Don’t go for easy books - While it might be tempting to choose books that offer an easy lesson or don’t court any controversial subjects, books that get adults talking are also the ones that will get your students talking. Works that challenge their views or have difficult subjects are perfect for stimulating thought and discussion. Novels like 1984 or short stories like Shirley Jackson's "The Lottery" are great examples of works that are accessible and present situations that deal with hard topics like privacy or social norms. Within limits, go for for works that have made society at large deliberate and disagree. You’ll find students who are passionate about these very same subjects in their own lives.
Break them up into small circles - For a seasoned teacher, addressing a room full of students is almost second nature. But for students, it’s often a completely new experience. Small circles of 4 or 5 students gives each participant the chance to speak to a group without feeling overwhelmed or on trial. It also ensures that students can team up with those they are most comfortable sharing their ideas with, even as they discover that sometimes their ideals differ greatly. Small circles allow for confidence and relationships to grow while our next steps keep them directed at the reading.
Give them more fitting roles - When you’ve broken students down into groups in the past, you've probably assigned them roles like the secretary or facilitator. Though these are good starting points, take it a step further and get creative. Assigning them roles like literary critic, anthropologist, devil’s advocate, movie producer, scientist, a grandmother, or even a character in the book itself is a novel way to excite them. They’ll be able to “play the part” in a way that is safe for them to challenge ideas and present different perspectives. You can even let students create their own roles that let them explore multiple perspectives within the group, instead of just serving a function to facilitate their time.
Convey your expectations - Instead of listing a bunch of rules (though it obviously can’t hurt to have a few basic ones), frame the discussion around what you expect to happen. The best starting place? You expect disagreement. You WANT disagreement. Wrestling with different perspectives, even passionately, is exactly what you want. But outline that the disagreement should be constructive, that everyone should have a chance to speak, and that sharing ideas leads to better understanding. Thoughts should be followed up with justification and arguments with reason. Remind them that reflecting on hard topics goes right along with good etiquette and respect.

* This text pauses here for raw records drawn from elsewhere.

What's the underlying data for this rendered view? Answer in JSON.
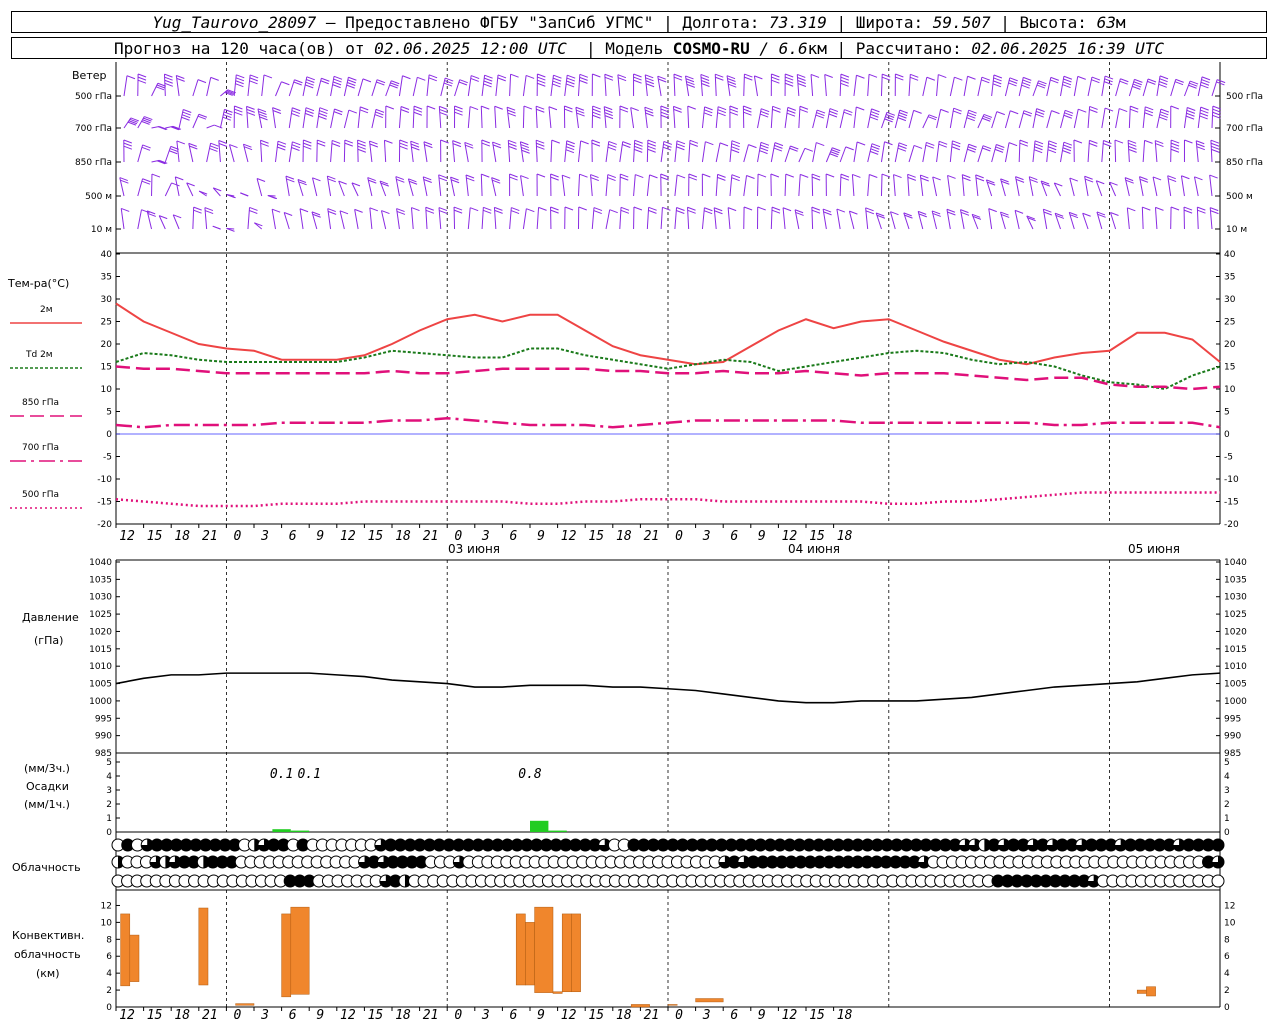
{
  "header": {
    "station": "Yug_Taurovo_28097",
    "provider": " – Предоставлено ФГБУ \"ЗапСиб УГМС\" | Долгота: ",
    "lon": "73.319",
    "lat_label": " | Широта: ",
    "lat": "59.507",
    "alt_label": " | Высота: ",
    "alt": "63",
    "alt_unit": "м",
    "forecast_label": "Прогноз на 120 часа(ов) от ",
    "forecast_from": "02.06.2025 12:00 UTC",
    "model_label": "  | Модель ",
    "model": "COSMO-RU",
    "resolution": " / 6.6",
    "res_unit": "км",
    "calc_label": " | Рассчитано: ",
    "calc_time": "02.06.2025 16:39 UTC"
  },
  "panels": {
    "wind": {
      "title": "Ветер",
      "levels": [
        "500 гПа",
        "700 гПа",
        "850 гПа",
        "500 м",
        "10  м"
      ]
    },
    "temp": {
      "title": "Тем-ра(°С)",
      "legend": [
        {
          "label": "2м",
          "color": "#ee4444",
          "style": "solid"
        },
        {
          "label": "Td  2м",
          "color": "#1a7a1a",
          "style": "dot"
        },
        {
          "label": "850 гПа",
          "color": "#e0107a",
          "style": "dash"
        },
        {
          "label": "700 гПа",
          "color": "#e0107a",
          "style": "dashdot"
        },
        {
          "label": "500 гПа",
          "color": "#e0107a",
          "style": "dotted"
        }
      ]
    },
    "pressure": {
      "title1": "Давление",
      "title2": "(гПа)"
    },
    "precip": {
      "title1": "(мм/3ч.)",
      "title2": "Осадки",
      "title3": "(мм/1ч.)"
    },
    "clouds": {
      "title": "Облачность"
    },
    "conv": {
      "title1": "Конвективн.",
      "title2": "облачность",
      "title3": "(км)"
    }
  },
  "x_hours": [
    "12",
    "15",
    "18",
    "21",
    "0",
    "3",
    "6",
    "9",
    "12",
    "15",
    "18",
    "21",
    "0",
    "3",
    "6",
    "9",
    "12",
    "15",
    "18",
    "21",
    "0",
    "3",
    "6",
    "9",
    "12",
    "15",
    "18"
  ],
  "date_labels": [
    "03 июня",
    "04 июня",
    "05 июня"
  ],
  "chart_data": [
    {
      "type": "line",
      "title": "Тем-ра(°С)",
      "ylim": [
        -20,
        40
      ],
      "yticks": [
        40,
        35,
        30,
        25,
        20,
        15,
        10,
        5,
        0,
        -5,
        -10,
        -15,
        -20
      ],
      "x_hours_from_start": [
        0,
        3,
        6,
        9,
        12,
        15,
        18,
        21,
        24,
        27,
        30,
        33,
        36,
        39,
        42,
        45,
        48,
        51,
        54,
        57,
        60,
        63,
        66,
        69,
        72,
        75,
        78,
        81,
        84,
        87,
        90,
        93,
        96,
        99,
        102,
        105,
        108,
        111,
        114,
        117,
        120
      ],
      "series": [
        {
          "name": "2м",
          "values": [
            29,
            25,
            22.5,
            20,
            19,
            18.5,
            16.5,
            16.5,
            16.5,
            17.5,
            20,
            23,
            25.5,
            26.5,
            25,
            26.5,
            26.5,
            23,
            19.5,
            17.5,
            16.5,
            15.5,
            16,
            19.5,
            23,
            25.5,
            23.5,
            25,
            25.5,
            23,
            20.5,
            18.5,
            16.5,
            15.5,
            17,
            18,
            18.5,
            22.5,
            22.5,
            21,
            16
          ]
        },
        {
          "name": "Td  2м",
          "values": [
            16,
            18,
            17.5,
            16.5,
            16,
            16,
            16,
            16,
            16,
            17,
            18.5,
            18,
            17.5,
            17,
            17,
            19,
            19,
            17.5,
            16.5,
            15.5,
            14.5,
            15.5,
            16.5,
            16,
            14,
            15,
            16,
            17,
            18,
            18.5,
            18,
            16.5,
            15.5,
            16,
            15,
            13,
            11.5,
            11,
            10,
            13,
            15
          ]
        },
        {
          "name": "850 гПа",
          "values": [
            15,
            14.5,
            14.5,
            14,
            13.5,
            13.5,
            13.5,
            13.5,
            13.5,
            13.5,
            14,
            13.5,
            13.5,
            14,
            14.5,
            14.5,
            14.5,
            14.5,
            14,
            14,
            13.5,
            13.5,
            14,
            13.5,
            13.5,
            14,
            13.5,
            13,
            13.5,
            13.5,
            13.5,
            13,
            12.5,
            12,
            12.5,
            12.5,
            11,
            10.5,
            10.5,
            10,
            10.5
          ]
        },
        {
          "name": "700 гПа",
          "values": [
            2,
            1.5,
            2,
            2,
            2,
            2,
            2.5,
            2.5,
            2.5,
            2.5,
            3,
            3,
            3.5,
            3,
            2.5,
            2,
            2,
            2,
            1.5,
            2,
            2.5,
            3,
            3,
            3,
            3,
            3,
            3,
            2.5,
            2.5,
            2.5,
            2.5,
            2.5,
            2.5,
            2.5,
            2,
            2,
            2.5,
            2.5,
            2.5,
            2.5,
            1.5
          ]
        },
        {
          "name": "500 гПа",
          "values": [
            -14.5,
            -15,
            -15.5,
            -16,
            -16,
            -16,
            -15.5,
            -15.5,
            -15.5,
            -15,
            -15,
            -15,
            -15,
            -15,
            -15,
            -15.5,
            -15.5,
            -15,
            -15,
            -14.5,
            -14.5,
            -14.5,
            -15,
            -15,
            -15,
            -15,
            -15,
            -15,
            -15.5,
            -15.5,
            -15,
            -15,
            -14.5,
            -14,
            -13.5,
            -13,
            -13,
            -13,
            -13,
            -13,
            -13
          ]
        }
      ]
    },
    {
      "type": "line",
      "title": "Давление",
      "ylim": [
        985,
        1040
      ],
      "yticks": [
        1040,
        1035,
        1030,
        1025,
        1020,
        1015,
        1010,
        1005,
        1000,
        995,
        990,
        985
      ],
      "x_hours_from_start": [
        0,
        3,
        6,
        9,
        12,
        15,
        18,
        21,
        24,
        27,
        30,
        33,
        36,
        39,
        42,
        45,
        48,
        51,
        54,
        57,
        60,
        63,
        66,
        69,
        72,
        75,
        78,
        81,
        84,
        87,
        90,
        93,
        96,
        99,
        102,
        105,
        108,
        111,
        114,
        117,
        120
      ],
      "series": [
        {
          "name": "P",
          "values": [
            1005,
            1006.5,
            1007.5,
            1007.5,
            1008,
            1008,
            1008,
            1008,
            1007.5,
            1007,
            1006,
            1005.5,
            1005,
            1004,
            1004,
            1004.5,
            1004.5,
            1004.5,
            1004,
            1004,
            1003.5,
            1003,
            1002,
            1001,
            1000,
            999.5,
            999.5,
            1000,
            1000,
            1000,
            1000.5,
            1001,
            1002,
            1003,
            1004,
            1004.5,
            1005,
            1005.5,
            1006.5,
            1007.5,
            1008
          ]
        }
      ]
    },
    {
      "type": "bar",
      "title": "Осадки",
      "ylim": [
        0,
        5
      ],
      "yticks": [
        5,
        4,
        3,
        2,
        1,
        0
      ],
      "bars_hours": [
        [
          17,
          19,
          0.2
        ],
        [
          19,
          21,
          0.1
        ],
        [
          45,
          47,
          0.8
        ],
        [
          47,
          49,
          0.1
        ]
      ],
      "data_labels": [
        {
          "hour": 18,
          "text": "0.1"
        },
        {
          "hour": 21,
          "text": "0.1"
        },
        {
          "hour": 45,
          "text": "0.8"
        }
      ]
    },
    {
      "type": "bar",
      "title": "Конвективн. облачность",
      "ylim": [
        0,
        13
      ],
      "yticks": [
        12,
        10,
        8,
        6,
        4,
        2,
        0
      ],
      "bars_hours": [
        [
          0.5,
          1.5,
          2.5,
          11
        ],
        [
          1.5,
          2.5,
          3,
          8.5
        ],
        [
          9,
          10,
          2.6,
          11.7
        ],
        [
          13,
          15,
          0.2,
          0.4
        ],
        [
          18,
          19,
          1.2,
          11
        ],
        [
          19,
          21,
          1.5,
          11.8
        ],
        [
          43.5,
          44.5,
          2.6,
          11
        ],
        [
          44.5,
          45.5,
          2.6,
          10
        ],
        [
          45.5,
          47.5,
          1.7,
          11.8
        ],
        [
          47.5,
          48.5,
          1.6,
          1.8
        ],
        [
          48.5,
          49.5,
          1.8,
          11
        ],
        [
          49.5,
          50.5,
          1.8,
          11
        ],
        [
          56,
          58,
          0,
          0.3
        ],
        [
          60,
          61,
          0.2,
          0.3
        ],
        [
          63,
          66,
          0.6,
          1
        ],
        [
          111,
          112,
          1.6,
          2
        ],
        [
          112,
          113,
          1.3,
          2.4
        ]
      ]
    }
  ],
  "cloud_rows": [
    "0H0QHHHHHHHHH0TQHH0H0000000QHHHHHHHHHHHHHHHHHHHHHHQ00HHHHHHHHHHHHHHHHHHHHHHHHHHHHHHHHHHQQTHQHHQHQHHQHHHQHHHHHQHHHH",
    "T000QTQHHTHHH0000000000000QHQHHHH000Q000000000000000000000000000QHQHHHHHHHHHHHHHHHHHHQ00000000000000000000000000000HQ",
    "000000000000000000HHH0000000QHT0000000000000000000000000000000000000000000000000000000000000HHHHHHHHHHQ0000000000000"
  ]
}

Be a part of each group - How can you keep each group focused on the reading and not talking about Facebook comments (unless they’re relevant)? Walk around and participate in each circle. Ask and encourage open ended questions that focus on the why and how of the story or poem. Skip the quiz questions, and instead ask students what their initial thoughts or reactions to the work were. Or how the work applies to their own lives. Ask them to recall their favorite passages. Let them explain why they loved or hated the work. Challenge them to say what they would change if they had written it. Or what they would do if someone they knew acted like one of the characters. Be spontaneous, organic, and natural; be part of the reading group.
Start immersing them now - By creating your small circles, you’ve set the stage to transition and blend your reading discussion into a project-based experience. Nothing excites students more than the open-ended chance to show their creativity. At a point of your choosing, give your students the chance to brainstorm and begin a project related to the poem or story. Imagine your students passionately discussing how to accurately represent British schoolchildren when they reenact the ending of Lord of the Flies. Or picture them rewriting a zany nonsense poem of their own that could have been taken right out of Lewis Carroll’s Alice in Wonderland itself.
What will you say when they want to envision how a Brave New World might be merged with their favorite TV show?